Land of No Regrets by Sadi Muktadir
- Con Cú
- 2 days ago
- 4 min read
Reviewed by Ian Thomas Shaw
Few novels win me over unless I can connect with the characters, the narrative, or the setting. Elegant prose, a tightly constructed plot, and natural-sounding dialogue are valuable tools of the craft, but they don’t necessarily hook me as a reader. At first, I wasn’t sure that Sadi Muktadir’s debut novel would either. Its setting—Toronto and the countryside north of it—its cast of young Muslim Canadian boys at an Islamic boarding school, and its coming-of-age theme did not seem likely to resonate with me, a septuagenarian white Canadian from British Columbia and Quebec. Yet the novel’s glowing reviews prompted me to give it a try. To my surprise, I soon discovered connections I hadn’t expected, along with a universality that emerges gently but convincingly throughout the story.
The novel opens with Nabil, fresh out of middle school in Toronto. His last day is crowned with triumph: he pitches his school team to victory in the baseball championship and, at last, his tentative romance with his classmate Alana—white, beautiful, and out of reach until then—seems to begin in earnest. His conservative Gujarati Muslim parents, however, disapprove of this slide into what they see as Canadianism. At his uncle’s urging, they decide to send Nabil to Al Haque Islamic Academy, a religious boarding school in the middle of nowhere. There, Nabil’s dreams of baseball glory and young love soon collapse, and he longs for escape and for a return to normal life.
Here, I found my first connection. Having spent my Catholic childhood in parochial schools and attending Sunday Mass, I was acquainted with the fate of fellow students dispatched to ultra-religious convent schools for minor transgressions. Muktadir crosswalks this dynamic vividly. Al Haque Academy, as it turns out, once housed the Sacred Heart Convent, a Catholic girls’ school. When Nabil and his friends discover in a little used storage room, the diary of a former student, Cynthia Lewis, they see their own desires reflected in her desperate wish to escape with her best friend, Cat. They make a pact: if Cynthia finds her way out of the convent school by the diary’s end, they will follow suit and bust out of Al Haque. To prolong the suspense, they ration their readings of the diary, all the while resisting the madrasa’s rigid regime of Quranic recitation, Hadith exegesis, relentless piety, and corporal punishment—the last doled out by teachers aptly nicknamed Heart Attack One, Two, Three, and Four. The scenes brought back my own memories of strict Catholic discipline: the strap at my elementary school, or the strange punishment at my sister’s convent school, where girls were made to lie on the chapel floor with arms outstretched to atone for being late for school.

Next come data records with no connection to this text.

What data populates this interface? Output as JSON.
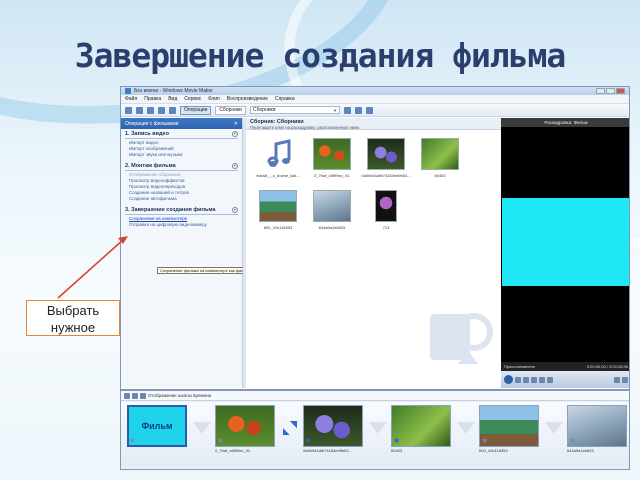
{
  "slide": {
    "title": "Завершение создания фильма",
    "callout": "Выбрать нужное"
  },
  "window": {
    "title": "Без имени - Windows Movie Maker",
    "menu": [
      "Файл",
      "Правка",
      "Вид",
      "Сервис",
      "Клип",
      "Воспроизведение",
      "Справка"
    ],
    "toolbar": {
      "tasks_button": "Операции",
      "collections_button": "Сборники",
      "collection_select": "Сборники"
    }
  },
  "tasks": {
    "header": "Операции с фильмами",
    "sections": [
      {
        "title": "1. Запись видео",
        "links": [
          "Импорт видео",
          "Импорт изображений",
          "Импорт звука или музыки"
        ]
      },
      {
        "title": "2. Монтаж фильма",
        "links": [
          "Отображение сборников",
          "Просмотр видеоэффектов",
          "Просмотр видеопереходов",
          "Создание названий и титров",
          "Создание автофильма"
        ]
      },
      {
        "title": "3. Завершение создания фильма",
        "links": [
          "Сохранение на компьютере",
          "Отправка на цифровую видеокамеру"
        ]
      }
    ],
    "tooltip": "Сохранение фильма на компьютере как файла видео."
  },
  "collection": {
    "title": "Сборник: Сборники",
    "subtitle": "Перетащите клип на раскадровку, расположенную ниже.",
    "items": [
      {
        "caption": "rivka8_-_o_bozhe_kak...",
        "kind": "music"
      },
      {
        "caption": "0_7baf_c6f99ec_XL",
        "kind": "flowers-red"
      },
      {
        "caption": "0a0b0d1afb74184ed9b53...",
        "kind": "flowers-purple"
      },
      {
        "caption": "60453",
        "kind": "green"
      },
      {
        "caption": "600_41b116953",
        "kind": "house"
      },
      {
        "caption": "644a9a1eb625",
        "kind": "sea"
      },
      {
        "caption": "713",
        "kind": "flower-violet"
      }
    ]
  },
  "preview": {
    "header": "Раскадровка: Фильм",
    "status": "Приостановлено",
    "timecode": "0:00:00,00 / 0:00:28,96"
  },
  "storyboard": {
    "bar_label": "Отображение шкалы времени",
    "clips": [
      {
        "caption": "Фильм",
        "title_clip": true
      },
      {
        "caption": "0_7baf_c6f99ec_XL",
        "title_clip": false
      },
      {
        "caption": "0a0b0d1afb74184ed9b53...",
        "title_clip": false
      },
      {
        "caption": "60453",
        "title_clip": false
      },
      {
        "caption": "600_41b116953",
        "title_clip": false
      },
      {
        "caption": "644a9a1eb625",
        "title_clip": false
      }
    ]
  },
  "colors": {
    "title": "#2b3f6e",
    "callout_border": "#e0883a",
    "arrow": "#d9442e",
    "task_header": "#3d79c7",
    "preview_screen": "#1fe7f3"
  }
}
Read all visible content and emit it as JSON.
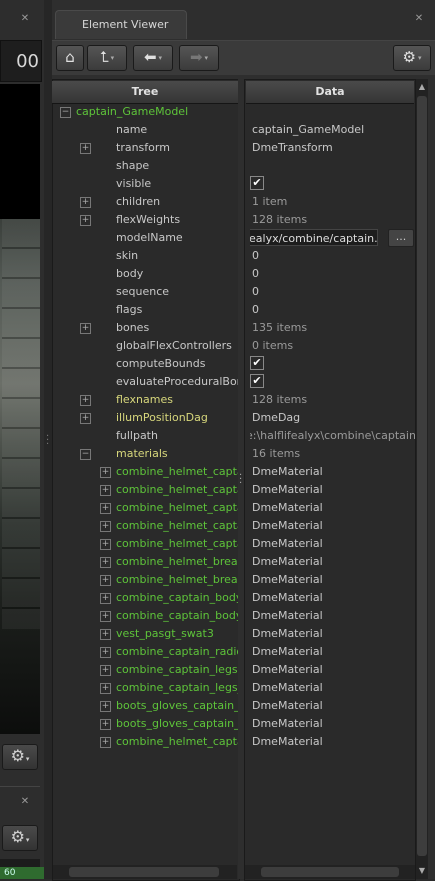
{
  "left_panel": {
    "close_icon": "close-icon",
    "value_text": "00",
    "gear_icon": "gear-icon",
    "bottom_value": "60"
  },
  "window": {
    "tab_title": "Element Viewer",
    "close_icon": "close-icon"
  },
  "toolbar": {
    "home_icon": "home-icon",
    "up_icon": "up-arrow-icon",
    "back_icon": "back-arrow-icon",
    "forward_icon": "forward-arrow-icon",
    "settings_icon": "gear-icon"
  },
  "columns": {
    "tree": "Tree",
    "data": "Data"
  },
  "rows": [
    {
      "name": "captain_GameModel",
      "value": "",
      "style": "green",
      "indent": 0,
      "expander": "minus",
      "kind": "text"
    },
    {
      "name": "name",
      "value": "captain_GameModel",
      "style": "normal",
      "indent": 1,
      "expander": "",
      "kind": "text"
    },
    {
      "name": "transform",
      "value": "DmeTransform",
      "style": "normal",
      "indent": 1,
      "expander": "plus",
      "kind": "text"
    },
    {
      "name": "shape",
      "value": "",
      "style": "normal",
      "indent": 1,
      "expander": "",
      "kind": "text"
    },
    {
      "name": "visible",
      "value": "✔",
      "style": "normal",
      "indent": 1,
      "expander": "",
      "kind": "check"
    },
    {
      "name": "children",
      "value": "1 item",
      "style": "normal",
      "indent": 1,
      "expander": "plus",
      "kind": "dim"
    },
    {
      "name": "flexWeights",
      "value": "128 items",
      "style": "normal",
      "indent": 1,
      "expander": "plus",
      "kind": "dim"
    },
    {
      "name": "modelName",
      "value": "ealyx/combine/captain.mdl",
      "style": "normal",
      "indent": 1,
      "expander": "",
      "kind": "field"
    },
    {
      "name": "skin",
      "value": "0",
      "style": "normal",
      "indent": 1,
      "expander": "",
      "kind": "text"
    },
    {
      "name": "body",
      "value": "0",
      "style": "normal",
      "indent": 1,
      "expander": "",
      "kind": "text"
    },
    {
      "name": "sequence",
      "value": "0",
      "style": "normal",
      "indent": 1,
      "expander": "",
      "kind": "text"
    },
    {
      "name": "flags",
      "value": "0",
      "style": "normal",
      "indent": 1,
      "expander": "",
      "kind": "text"
    },
    {
      "name": "bones",
      "value": "135 items",
      "style": "normal",
      "indent": 1,
      "expander": "plus",
      "kind": "dim"
    },
    {
      "name": "globalFlexControllers",
      "value": "0 items",
      "style": "normal",
      "indent": 1,
      "expander": "",
      "kind": "dim"
    },
    {
      "name": "computeBounds",
      "value": "✔",
      "style": "normal",
      "indent": 1,
      "expander": "",
      "kind": "check"
    },
    {
      "name": "evaluateProceduralBones",
      "value": "✔",
      "style": "normal",
      "indent": 1,
      "expander": "",
      "kind": "check"
    },
    {
      "name": "flexnames",
      "value": "128 items",
      "style": "yellow",
      "indent": 1,
      "expander": "plus",
      "kind": "dim"
    },
    {
      "name": "illumPositionDag",
      "value": "DmeDag",
      "style": "yellow",
      "indent": 1,
      "expander": "plus",
      "kind": "text"
    },
    {
      "name": "fullpath",
      "value": "e:\\halflifealyx\\combine\\captain.mdl",
      "style": "normal",
      "indent": 1,
      "expander": "",
      "kind": "path"
    },
    {
      "name": "materials",
      "value": "16 items",
      "style": "yellow",
      "indent": 1,
      "expander": "minus",
      "kind": "dim"
    },
    {
      "name": "combine_helmet_captain_",
      "value": "DmeMaterial",
      "style": "green",
      "indent": 2,
      "expander": "plus",
      "kind": "text"
    },
    {
      "name": "combine_helmet_captain_",
      "value": "DmeMaterial",
      "style": "green",
      "indent": 2,
      "expander": "plus",
      "kind": "text"
    },
    {
      "name": "combine_helmet_captain_",
      "value": "DmeMaterial",
      "style": "green",
      "indent": 2,
      "expander": "plus",
      "kind": "text"
    },
    {
      "name": "combine_helmet_captain_",
      "value": "DmeMaterial",
      "style": "green",
      "indent": 2,
      "expander": "plus",
      "kind": "text"
    },
    {
      "name": "combine_helmet_captain_",
      "value": "DmeMaterial",
      "style": "green",
      "indent": 2,
      "expander": "plus",
      "kind": "text"
    },
    {
      "name": "combine_helmet_breakab",
      "value": "DmeMaterial",
      "style": "green",
      "indent": 2,
      "expander": "plus",
      "kind": "text"
    },
    {
      "name": "combine_helmet_breakab",
      "value": "DmeMaterial",
      "style": "green",
      "indent": 2,
      "expander": "plus",
      "kind": "text"
    },
    {
      "name": "combine_captain_body",
      "value": "DmeMaterial",
      "style": "green",
      "indent": 2,
      "expander": "plus",
      "kind": "text"
    },
    {
      "name": "combine_captain_body_s",
      "value": "DmeMaterial",
      "style": "green",
      "indent": 2,
      "expander": "plus",
      "kind": "text"
    },
    {
      "name": "vest_pasgt_swat3",
      "value": "DmeMaterial",
      "style": "green",
      "indent": 2,
      "expander": "plus",
      "kind": "text"
    },
    {
      "name": "combine_captain_radio",
      "value": "DmeMaterial",
      "style": "green",
      "indent": 2,
      "expander": "plus",
      "kind": "text"
    },
    {
      "name": "combine_captain_legs",
      "value": "DmeMaterial",
      "style": "green",
      "indent": 2,
      "expander": "plus",
      "kind": "text"
    },
    {
      "name": "combine_captain_legs_s",
      "value": "DmeMaterial",
      "style": "green",
      "indent": 2,
      "expander": "plus",
      "kind": "text"
    },
    {
      "name": "boots_gloves_captain_d",
      "value": "DmeMaterial",
      "style": "green",
      "indent": 2,
      "expander": "plus",
      "kind": "text"
    },
    {
      "name": "boots_gloves_captain_s",
      "value": "DmeMaterial",
      "style": "green",
      "indent": 2,
      "expander": "plus",
      "kind": "text"
    },
    {
      "name": "combine_helmet_captain_",
      "value": "DmeMaterial",
      "style": "green",
      "indent": 2,
      "expander": "plus",
      "kind": "text"
    }
  ],
  "model_field_button": "...",
  "colors": {
    "green": "#5ec43a",
    "yellow": "#d7d77c",
    "background": "#2b2b2b"
  }
}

While Land of No Regrets could appear at times primarily as a critique of traditional Islamic education, it is more nuanced. The novel contains thoughtful musings on the devotee’s relationship to the material world and on the virtues of piety. Nabil is the chief contemplator, while his muscular friend Nawwaz is driven more by fear of God, teachers and parents—seeing sin even in the act of reading Cynthia’s diary. Another friend, Maaz, outwardly conforms to righteousness but secretly conspires with his peers’ rebellious schemes. The final member of Nabil's gang, Farid, courts confrontation, almost relishing his beatings by the Heart Attack quartet, as badges of honour. Confusion, defiance, and longing animate these four fourteen-year-olds, making them both believable and sympathetic.
One of the novel’s most touching turns comes when the boys manage to contact Cynthia by phone. She responds with empathy, kindness, and practical advice, bridging the gulf between different eras, religions, and experiences. Muktadir excels at such moments, weaving together lives that seem far apart yet share the same dilemmas. With seamless transitions between exposition and dialogue, and with chapters that flow coherently, he delivers a novel that offers readers outside his cultural milieu a way in—without diluting the authenticity of his world.

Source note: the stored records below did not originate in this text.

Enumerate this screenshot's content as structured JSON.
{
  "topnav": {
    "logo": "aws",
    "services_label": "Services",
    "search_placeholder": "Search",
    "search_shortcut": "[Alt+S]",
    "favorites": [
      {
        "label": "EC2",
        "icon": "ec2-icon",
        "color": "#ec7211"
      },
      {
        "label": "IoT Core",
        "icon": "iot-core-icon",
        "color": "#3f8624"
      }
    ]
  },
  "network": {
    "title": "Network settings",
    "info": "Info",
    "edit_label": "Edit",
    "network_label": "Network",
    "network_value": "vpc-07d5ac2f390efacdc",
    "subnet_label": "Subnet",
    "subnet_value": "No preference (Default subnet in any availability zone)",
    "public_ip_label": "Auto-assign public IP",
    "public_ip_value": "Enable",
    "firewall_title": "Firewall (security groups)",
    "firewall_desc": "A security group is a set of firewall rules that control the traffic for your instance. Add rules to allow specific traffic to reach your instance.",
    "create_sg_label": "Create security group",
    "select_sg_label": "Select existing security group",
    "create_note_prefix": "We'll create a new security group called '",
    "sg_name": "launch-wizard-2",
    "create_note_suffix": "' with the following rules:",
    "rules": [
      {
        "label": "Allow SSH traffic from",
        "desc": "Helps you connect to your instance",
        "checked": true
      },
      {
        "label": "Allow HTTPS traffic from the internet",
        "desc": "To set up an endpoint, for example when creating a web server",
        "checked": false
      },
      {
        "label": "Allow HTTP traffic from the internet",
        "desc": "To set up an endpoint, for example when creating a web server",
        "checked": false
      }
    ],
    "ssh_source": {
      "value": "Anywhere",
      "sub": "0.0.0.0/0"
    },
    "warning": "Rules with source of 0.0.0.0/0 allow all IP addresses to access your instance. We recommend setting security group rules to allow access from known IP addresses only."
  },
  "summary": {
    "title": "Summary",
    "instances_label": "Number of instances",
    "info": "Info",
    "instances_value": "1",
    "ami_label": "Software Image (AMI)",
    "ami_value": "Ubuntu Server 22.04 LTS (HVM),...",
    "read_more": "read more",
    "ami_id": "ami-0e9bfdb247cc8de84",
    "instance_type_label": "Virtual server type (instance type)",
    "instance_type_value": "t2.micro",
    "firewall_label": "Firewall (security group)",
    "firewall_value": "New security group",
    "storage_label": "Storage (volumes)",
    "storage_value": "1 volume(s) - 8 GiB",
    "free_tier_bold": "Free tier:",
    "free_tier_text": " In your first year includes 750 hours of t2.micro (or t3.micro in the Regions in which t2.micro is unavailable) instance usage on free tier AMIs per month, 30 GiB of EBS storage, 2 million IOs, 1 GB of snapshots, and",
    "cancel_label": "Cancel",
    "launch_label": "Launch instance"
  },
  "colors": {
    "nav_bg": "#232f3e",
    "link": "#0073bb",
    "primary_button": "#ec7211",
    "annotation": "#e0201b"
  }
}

The novel does have its shortcomings. Muktadir’s dialogue often brims with street slang and a dense mix of Arabic and Gujarati words, and Islamic terminology. While this enriches the texture of the novel, it can also distance readers unfamiliar with this vocabulary. For those not steeped in the idioms of young Muslim Torontonians of South Asian descent, a glossary would have been a welcome addition. Instead, one is left either inferring meaning, erring in meaning or pausing to consult Google. To a degree, the brutality of the discipline by Al Haque’s teachers could stir up Islamophobia, but somehow I doubt that bigots will be buying this book anyway. A final blemish, at least in my view, is that both the title and the book cover image of the death of General Wolfe at Quebec are esoteric—in fact, quite obscure. In my head, I can imagine the back-and-forth between the author and his editor on these points.

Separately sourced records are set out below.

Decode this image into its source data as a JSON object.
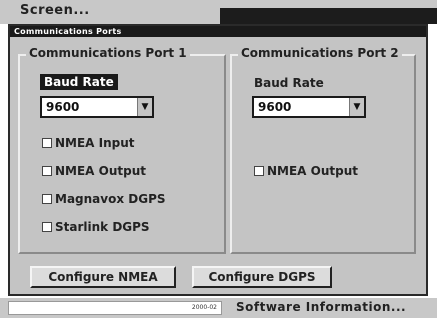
{
  "top_menu": {
    "label": "Screen..."
  },
  "dialog": {
    "title": "Communications Ports",
    "port1": {
      "legend": "Communications Port 1",
      "baud_label": "Baud Rate",
      "baud_value": "9600",
      "checks": [
        {
          "label": "NMEA Input",
          "checked": false
        },
        {
          "label": "NMEA Output",
          "checked": false
        },
        {
          "label": "Magnavox DGPS",
          "checked": false
        },
        {
          "label": "Starlink DGPS",
          "checked": false
        }
      ]
    },
    "port2": {
      "legend": "Communications Port 2",
      "baud_label": "Baud Rate",
      "baud_value": "9600",
      "checks": [
        {
          "label": "NMEA Output",
          "checked": false
        }
      ]
    },
    "buttons": {
      "configure_nmea": "Configure NMEA",
      "configure_dgps": "Configure DGPS"
    }
  },
  "bottom_menu": {
    "small_text": "2000-02",
    "software_info": "Software Information..."
  },
  "icons": {
    "dropdown": "chevron-down-icon"
  }
}
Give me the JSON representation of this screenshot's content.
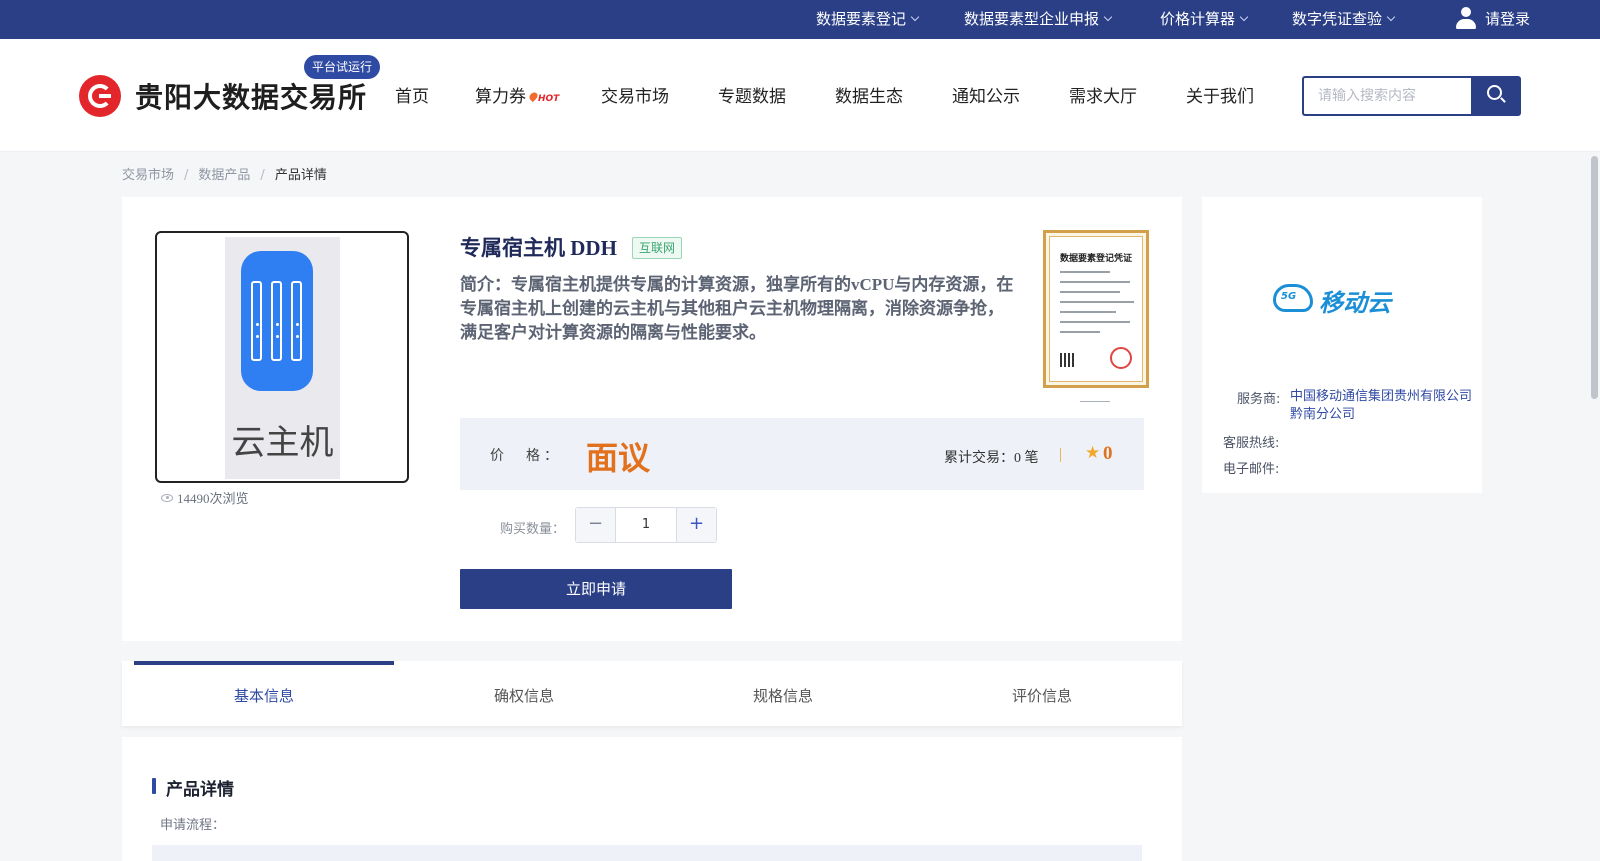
{
  "topbar": {
    "items": [
      {
        "label": "数据要素登记"
      },
      {
        "label": "数据要素型企业申报"
      },
      {
        "label": "价格计算器"
      },
      {
        "label": "数字凭证查验"
      }
    ],
    "login_label": "请登录"
  },
  "header": {
    "brand": "贵阳大数据交易所",
    "trial_badge": "平台试运行",
    "nav": [
      {
        "label": "首页"
      },
      {
        "label": "算力券",
        "hot": "HOT"
      },
      {
        "label": "交易市场"
      },
      {
        "label": "专题数据"
      },
      {
        "label": "数据生态"
      },
      {
        "label": "通知公示"
      },
      {
        "label": "需求大厅"
      },
      {
        "label": "关于我们"
      }
    ],
    "search_placeholder": "请输入搜索内容"
  },
  "breadcrumb": [
    "交易市场",
    "数据产品",
    "产品详情"
  ],
  "breadcrumb_sep": "/",
  "product": {
    "thumbnail_text": "云主机",
    "views": "14490次浏览",
    "title": "专属宿主机 DDH",
    "tag": "互联网",
    "description": "简介：专属宿主机提供专属的计算资源，独享所有的vCPU与内存资源，在专属宿主机上创建的云主机与其他租户云主机物理隔离，消除资源争抢，满足客户对计算资源的隔离与性能要求。",
    "certificate_title": "数据要素登记凭证",
    "price_label": "价　格：",
    "price_value": "面议",
    "trades": "累计交易：0 笔",
    "rating": "0",
    "qty_label": "购买数量：",
    "quantity": "1",
    "minus": "−",
    "plus": "+",
    "apply_label": "立即申请"
  },
  "provider": {
    "logo_text": "移动云",
    "logo_badge": "5G",
    "service_label": "服务商:",
    "service_value": "中国移动通信集团贵州有限公司黔南分公司",
    "hotline_label": "客服热线:",
    "email_label": "电子邮件:"
  },
  "tabs": [
    {
      "label": "基本信息",
      "active": true
    },
    {
      "label": "确权信息"
    },
    {
      "label": "规格信息"
    },
    {
      "label": "评价信息"
    }
  ],
  "details": {
    "section_title": "产品详情",
    "flow_label": "申请流程："
  },
  "colors": {
    "brand_blue": "#2b3f87",
    "accent_orange": "#e2711d",
    "logo_red": "#e3262b"
  }
}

Despite its minor imperfections, Land of No Regrets succeeds as both a vivid coming-of-age tale and a thoughtful exploration of faith, friendship, and the longing for freedom. For me, the book’s great strength lies in how it nudged me to revisit forgotten memories while drawing me into a world that, at first glance, seemed far removed from my own.
Land of No Regrets is published by HarperCollins.